Metakaryota

Scientific classification (obsolete)
- Domain: Eukaryota
- Superkingdom: Metakaryota Cavalier-Smith 1991
- Kingdoms: Old classification Protozoa; Animalia; Plantae; Fungi; Chromista;

= Metakaryota =

Superkingdom of eukaryotes

The superkingdom Metakaryota was defined by Thomas Cavalier-Smith as advanced eukaryotes resulting from the endosymbiosis of a proteobacterium, giving rise to the mitochondrion, by an archezoan eukaryote. However, with the collapse of the Archezoa hypothesis (that amitochondriate eukaryotes were basal), this grouping was abandoned in later schemes.

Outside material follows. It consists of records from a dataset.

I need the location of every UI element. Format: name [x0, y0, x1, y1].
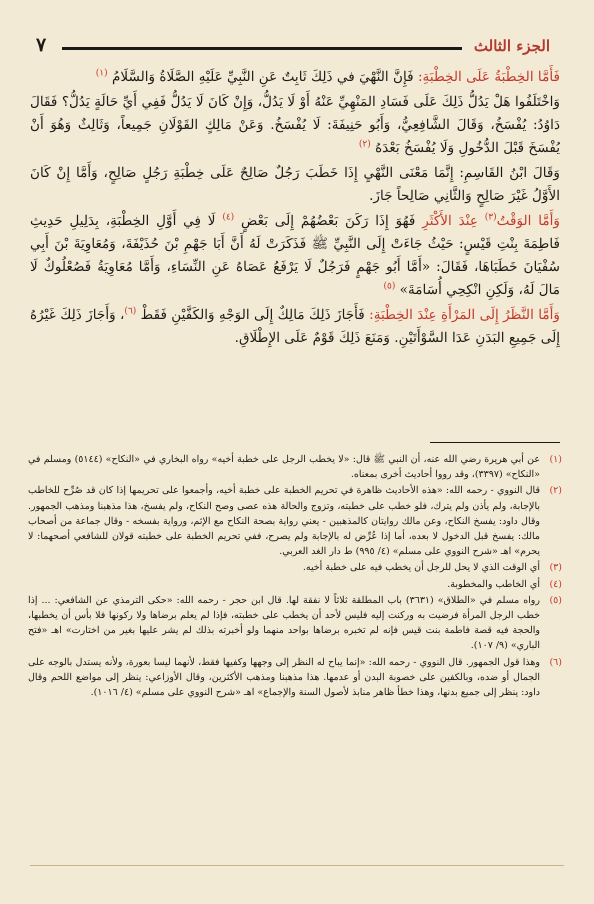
bottom-rule — [30, 865, 564, 866]
footnote-separator — [430, 442, 560, 443]
footnote-text: رواه مسلم في «الطلاق» (٣٦٣١) باب المطلقة ثلاثاً لا نفقة لها. قال ابن حجر - رحمه الله: «حكى الترمذي عن الشافعي: ... إذا خطب الرجل المرأة فرضيت به وركنت إليه فليس لأحد أن يخطب على خطبته، فإذا لم يعلم برضاها ولا ركونها فلا بأس أن يخطبها، والحجة فيه قصة فاطمة بنت قيس فإنه لم تخبره برضاها بواحد منهما ولو أخبرته بذلك لم يشر عليها بغير من اختارت» اهـ «فتح الباري» (٩/ ١٠٧). — [28, 594, 540, 652]
part-title: الجزء الثالث — [473, 37, 550, 55]
footnote-number: (٣) — [549, 562, 562, 574]
paragraph-time — [30, 210, 560, 302]
section-heading: فَأَمَّا الخِطْبَةُ عَلَى الخِطْبَةِ: — [417, 69, 560, 85]
footnotes — [28, 452, 562, 701]
footnote-text: عن أبي هريرة رضي الله عنه، أن النبي ﷺ قال: «لا يخطب الرجل على خطبة أخيه» رواه البخاري في «النكاح» (٥١٤٤) ومسلم في «النكاح» (٣٣٩٧)، وقد رووا أحاديث أخرى بمعناه. — [28, 454, 540, 481]
main-text — [30, 66, 560, 352]
footnote-ref: (٦) — [124, 306, 137, 317]
footnote — [28, 452, 562, 482]
paragraph-text: فَهُوَ إِذَا رَكَنَ بَعْضُهُمْ إِلَى بَعْضٍ — [234, 213, 423, 229]
footnote — [28, 560, 562, 575]
header-rule — [62, 47, 462, 50]
footnote — [28, 483, 562, 559]
section-heading: وَأَمَّا النَّظَرُ إِلَى المَرْأَةِ عِنْدَ الخِطْبَةِ: — [369, 307, 560, 323]
footnote-ref: (٣) — [484, 212, 497, 223]
paragraph-text: فَإِنَّ النَّهْيَ في ذَلِكَ ثَابِتٌ عَنِ النَّبِيِّ عَلَيْهِ الصَّلَاةُ وَالسَّلَامُ — [107, 69, 418, 85]
footnote-ref: (٥) — [383, 281, 396, 292]
footnote-number: (١) — [549, 454, 562, 465]
paragraph-text: فَأَجَازَ ذَلِكَ مَالِكٌ إِلَى الوَجْهِ وَالكَفَّيْنِ فَقَطْ — [136, 307, 370, 323]
paragraph-disagreement — [30, 91, 560, 160]
footnote — [28, 655, 562, 701]
paragraph-text: ، وَأَجَازَ ذَلِكَ غَيْرُهُ إِلَى جَمِيعِ البَدَنِ عَدَا السَّوْأَتَيْنِ. وَمَنَعَ ذَلِكَ قَوْمٌ عَلَى الإِطْلَاقِ. — [30, 307, 560, 346]
footnote-text: أي الخاطب والمخطوبة. — [447, 578, 540, 590]
paragraph-text: وَقَالَ ابْنُ القَاسِمِ: إِنَّمَا مَعْنَى النَّهْيِ إِذَا خَطَبَ رَجُلٌ صَالِحٌ عَلَى خِطْبَةِ رَجُلٍ صَالِحٍ، وَأَمَّا إِنْ كَانَ الأَوَّلُ غَيْرَ صَالِحٍ وَالثَّانِي صَالِحاً جَازَ. — [30, 165, 560, 204]
footnote-number: (٤) — [549, 578, 562, 590]
running-header — [36, 36, 550, 58]
footnote-number: (٦) — [549, 656, 562, 668]
paragraph-proposal-over-proposal — [30, 66, 560, 89]
footnote-text: وهذا قول الجمهور. قال النووي - رحمه الله: «إنما يباح له النظر إلى وجهها وكفيها فقط، لأنهما ليسا بعورة، ولأنه يستدل بالوجه على الجمال أو ضده، وبالكفين على خصوبة البدن أو عدمها. هذا مذهبنا ومذهب الأكثرين، وقال الأوزاعي: ينظر إلى مواضع اللحم وقال داود: ينظر إلى جميع بدنها، وهذا خطأ ظاهر منابذ لأصول السنة والإجماع» اهـ «شرح النووي على مسلم» (٤/ ١٠١٦). — [28, 656, 540, 699]
paragraph-ibn-qasim — [30, 162, 560, 208]
paragraph-text: وَاخْتَلَفُوا هَلْ يَدُلُّ ذَلِكَ عَلَى فَسَادِ المَنْهِيِّ عَنْهُ أَوْ لَا يَدُلُّ، وَإِنْ كَانَ لَا يَدُلُّ فَفِي أَيِّ حَالَةٍ يَدُلُّ؟ فَقَالَ دَاوُدُ: يُفْسَخُ، وَقَالَ الشَّافِعِيُّ، وَأَبُو حَنِيفَةَ: لَا يُفْسَخُ. وَعَنْ مَالِكٍ القَوْلَانِ جَمِيعاً، وَثَالِثٌ وَهُوَ أَنْ يُفْسَخَ قَبْلَ الدُّخُولِ وَلَا يُفْسَخُ بَعْدَهُ — [30, 94, 560, 156]
paragraph-looking — [30, 304, 560, 350]
page-number: ٧ — [36, 34, 47, 56]
footnote-ref: (٢) — [358, 139, 371, 150]
footnote-number: (٢) — [549, 485, 562, 497]
footnote — [28, 593, 562, 654]
section-heading: وَأَمَّا الوَقْتُ — [496, 213, 560, 229]
footnote-text: قال النووي - رحمه الله: «هذه الأحاديث ظاهرة في تحريم الخطبة على خطبة أخيه، وأجمعوا على تحريمها إذا كان قد صُرِّح للخاطب بالإجابة، ولم يأذن ولم يترك، فلو خطب على خطبته، وتزوج والحالة هذه عصى وصح النكاح، ولم يفسخ، هذا مذهبنا ومذهب الجمهور. وقال داود: يفسخ النكاح، وعن مالك روايتان كالمذهبين - يعني رواية بصحة النكاح مع الإثم، ورواية بفسخه - وقال جماعة من أصحاب مالك: يفسخ قبل الدخول لا بعده، أما إذا عُرِّض له بالإجابة ولم يصرح، ففي تحريم الخطبة على خطبته قولان للشافعي أصحهما: لا يحرم» اهـ «شرح النووي على مسلم» (٤/ ٩٩٥) ط دار الغد العربي. — [28, 485, 540, 558]
footnote-ref: (٤) — [222, 212, 235, 223]
footnote-number: (٥) — [549, 594, 562, 606]
section-heading: عِنْدَ الأَكْثَرِ — [422, 213, 485, 229]
paragraph-text: لَا فِي أَوَّلِ الخِطْبَةِ، بِدَلِيلِ حَدِيثِ فَاطِمَةَ بِنْتِ قَيْسٍ: حَيْثُ جَاءَتْ إِلَى النَّبِيِّ ﷺ فَذَكَرَتْ لَهُ أَنَّ أَبَا جَهْمِ بْنَ حُذَيْفَةَ، وَمُعَاوِيَةَ بْنَ أَبِي سُفْيَانَ خَطَبَاهَا، فَقَالَ: «أَمَّا أَبُو جَهْمٍ فَرَجُلٌ لَا يَرْفَعُ عَصَاهُ عَنِ النِّسَاءِ، وَأَمَّا مُعَاوِيَةُ فَصُعْلُوكٌ لَا مَالَ لَهُ، وَلَكِنِ انْكِحِي أُسَامَةَ» — [30, 213, 560, 298]
footnote-text: أي الوقت الذي لا يحل للرجل أن يخطب فيه على خطبة أخيه. — [302, 562, 540, 574]
footnote-ref: (١) — [95, 68, 108, 79]
footnote — [28, 577, 562, 592]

In 2023, using molecular phylogenetic analysis of 186 taxa, Al Jewari and Baldauf proposed a phylogenetic tree with the metamonad Parabasalia as basal eukaryotes. Discoba and the rest of the Eukaryota appear to have emerged as sister taxon to the Preaxostyla, incorporating a single alphaproteobacterium as mitochondria by endosymbiosis. Thus the Fornicata are more closely related to e.g. animals than to Parabasalia. The rest of the eukaryotes emerged within the Excavata as sister of the Discoba. Caesar al Jewari and Sandra Baldauf argue instead that the eukaryotes possibly started with an endosymbiosis event of a deltaproteobacterium or gammaproteobacterium, accounting for the otherwise unexplained presence of anaerobic bacterial enzymes in metamonada in this scenario. The sister of the Preaxostyla within Metamonada represents the rest of the eukaryotes which acquired an alphaproteobacterium.